Determine that this multivariable function is differentiable 
$$
f(x,y) = \begin{cases}
0, & x = 0 = y \\
\frac{x^3}{x^2 + y^2}, & \text{otherwise}
\end{cases}
$$

So, I did determine that this function is continuous(correct me if I'm wrong here). But, the issue is that the first order partial derivative with respect to $y$ is not continuous(I found this out by taking the partial derivative away from the origin and then switching to polar coordinates and taking the limit as $r \rightarrow 0$. So, I cannot use the differentiability theorem(existence of continuous first order partial derivatives guarantee differentiability). So, what do I do from here?

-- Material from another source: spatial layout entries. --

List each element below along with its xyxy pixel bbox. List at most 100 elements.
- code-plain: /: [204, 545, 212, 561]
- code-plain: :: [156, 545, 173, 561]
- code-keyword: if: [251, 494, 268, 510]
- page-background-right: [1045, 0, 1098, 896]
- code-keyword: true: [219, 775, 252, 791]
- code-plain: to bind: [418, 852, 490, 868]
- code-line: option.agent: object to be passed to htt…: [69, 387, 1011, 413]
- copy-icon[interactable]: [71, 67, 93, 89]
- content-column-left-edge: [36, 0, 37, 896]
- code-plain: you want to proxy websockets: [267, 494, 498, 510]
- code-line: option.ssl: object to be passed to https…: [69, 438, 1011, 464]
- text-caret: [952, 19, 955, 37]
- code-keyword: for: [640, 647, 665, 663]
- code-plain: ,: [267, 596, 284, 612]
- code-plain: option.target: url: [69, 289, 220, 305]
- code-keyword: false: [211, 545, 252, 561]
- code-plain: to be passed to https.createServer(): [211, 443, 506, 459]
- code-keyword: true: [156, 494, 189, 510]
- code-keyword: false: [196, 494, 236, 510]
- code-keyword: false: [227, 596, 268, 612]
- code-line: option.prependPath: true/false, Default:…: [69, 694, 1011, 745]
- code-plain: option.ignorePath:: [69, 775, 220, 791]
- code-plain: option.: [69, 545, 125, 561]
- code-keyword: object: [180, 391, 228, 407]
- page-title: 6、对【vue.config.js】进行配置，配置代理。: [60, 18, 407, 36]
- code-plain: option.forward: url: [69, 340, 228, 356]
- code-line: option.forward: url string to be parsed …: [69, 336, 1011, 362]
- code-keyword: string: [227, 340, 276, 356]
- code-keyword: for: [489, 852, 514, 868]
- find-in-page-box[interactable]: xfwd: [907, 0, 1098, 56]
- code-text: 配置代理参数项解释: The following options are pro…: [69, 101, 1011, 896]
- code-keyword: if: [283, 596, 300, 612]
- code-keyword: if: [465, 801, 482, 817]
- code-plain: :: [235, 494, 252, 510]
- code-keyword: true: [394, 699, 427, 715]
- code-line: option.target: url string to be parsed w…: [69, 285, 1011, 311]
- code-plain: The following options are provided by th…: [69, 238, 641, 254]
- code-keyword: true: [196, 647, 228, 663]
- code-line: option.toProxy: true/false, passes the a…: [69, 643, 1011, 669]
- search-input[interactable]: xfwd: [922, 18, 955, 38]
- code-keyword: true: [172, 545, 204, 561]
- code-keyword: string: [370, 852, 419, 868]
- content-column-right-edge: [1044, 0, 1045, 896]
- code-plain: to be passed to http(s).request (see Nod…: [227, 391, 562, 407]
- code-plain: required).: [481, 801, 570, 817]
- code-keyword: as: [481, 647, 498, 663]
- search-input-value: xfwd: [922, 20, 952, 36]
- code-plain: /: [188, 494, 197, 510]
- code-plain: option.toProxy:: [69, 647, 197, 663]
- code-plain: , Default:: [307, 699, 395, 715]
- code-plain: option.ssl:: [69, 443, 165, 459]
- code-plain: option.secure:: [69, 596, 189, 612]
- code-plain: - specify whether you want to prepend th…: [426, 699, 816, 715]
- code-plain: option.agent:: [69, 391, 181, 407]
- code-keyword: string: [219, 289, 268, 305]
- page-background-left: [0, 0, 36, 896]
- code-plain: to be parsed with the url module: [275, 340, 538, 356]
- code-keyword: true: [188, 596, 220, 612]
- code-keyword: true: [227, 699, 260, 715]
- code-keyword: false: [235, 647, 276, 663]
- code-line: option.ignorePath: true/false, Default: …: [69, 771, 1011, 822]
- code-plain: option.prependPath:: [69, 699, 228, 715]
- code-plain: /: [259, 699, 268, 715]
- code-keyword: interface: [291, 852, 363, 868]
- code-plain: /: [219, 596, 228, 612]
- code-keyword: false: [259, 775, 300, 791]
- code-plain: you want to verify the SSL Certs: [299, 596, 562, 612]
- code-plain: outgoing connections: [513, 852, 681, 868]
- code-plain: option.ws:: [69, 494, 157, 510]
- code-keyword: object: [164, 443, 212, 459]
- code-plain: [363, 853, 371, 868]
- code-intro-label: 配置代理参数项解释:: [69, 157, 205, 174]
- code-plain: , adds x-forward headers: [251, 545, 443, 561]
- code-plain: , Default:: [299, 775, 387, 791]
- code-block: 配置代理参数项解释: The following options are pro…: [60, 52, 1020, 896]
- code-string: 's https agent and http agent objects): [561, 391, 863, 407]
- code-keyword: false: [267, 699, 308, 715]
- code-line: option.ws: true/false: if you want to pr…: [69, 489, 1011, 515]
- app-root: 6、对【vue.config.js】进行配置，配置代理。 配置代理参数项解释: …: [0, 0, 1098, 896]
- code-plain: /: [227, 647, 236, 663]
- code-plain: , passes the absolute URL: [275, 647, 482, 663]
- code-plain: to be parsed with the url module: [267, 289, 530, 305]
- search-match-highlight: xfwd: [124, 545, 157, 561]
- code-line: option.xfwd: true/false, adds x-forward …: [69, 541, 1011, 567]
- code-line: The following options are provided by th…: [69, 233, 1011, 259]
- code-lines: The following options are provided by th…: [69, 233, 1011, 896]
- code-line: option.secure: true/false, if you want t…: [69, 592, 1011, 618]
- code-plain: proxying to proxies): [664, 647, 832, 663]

 A: My answer shows it is not differentiable at origin. Kindly check whether  I have  done any calculation error.
$${f_x} (0,0)=\mathop {\lim }\limits_{x \to 0} {{f(x,0) - f(0,0)} \over x} = \mathop {\lim }\limits_{x \to 0} {{x-0} \over x} = 1$$
$${f_y} (0,0)=\mathop {\lim }\limits_{y \to 0} {{f(0,y) - f(0,0)} \over y} = \mathop {\lim }\limits_{y \to 0} {{0 - 0} \over y}=0.$$
Therefore
$$I=\lim_{(x,y)\rightarrow (0,0) } {{f(x,y) - f_x(0,0)x-f_y(0,0)y-f(0,0)} \over{\sqrt{x^2+y^2}}} = \lim_{(x,y)\rightarrow (0,0) } {{{x^3/(x^2+y^2)}-x-0-0}\over {\sqrt{x^2+y^2}}}$$
$$=\lim_{(x,y)\rightarrow (0,0) } {-xy^2\over{(x^2+y^2)\sqrt{x^2+y^2}}}. $$ Calculate the limit value of the second using polar co-ordinates, by taking  $x=r\cos\theta$ and $y=r\sin\theta$ and $r\rightarrow 0.$
Then $I=\lim_{r\rightarrow 0}\cos \theta\sin^2\theta =f(\theta).$ Limit value depends on the path. So limit does not exist and the function is not differentiable at the origin.
A: $∆f=f(0+h,0+k)-f(0,0)$
$= \frac{h^3}{h^2+k^2}$
And $f_x = 1$, $f_y=0$.
Therefore $df = hf_x+kf_y=h$.
If the function is differentiable then $\lim_{(h,k)\to (0,0)} \frac{∆f-df}{\sqrt{h^2+k^2}}$ must be $0$.
Now, $\frac{∆f-df}{\sqrt{h
^2+k^2}}= -\frac{hk^2}{\sqrt{h^2+k^2}(h^2+k^2)}....(i)$
Putting $h=r cos\theta, k=rsin\theta$  in $...(i)$ we get,
$\frac{∆f-df}{\sqrt{h^2+k^2}}$
$=-cos\theta sin\theta$
Which in general doesn't approach zero as $\sqrt{h^2+k^2}=r \to 0$.
Hence $f(x,y)$ isn't differentiable at $(0,0)$.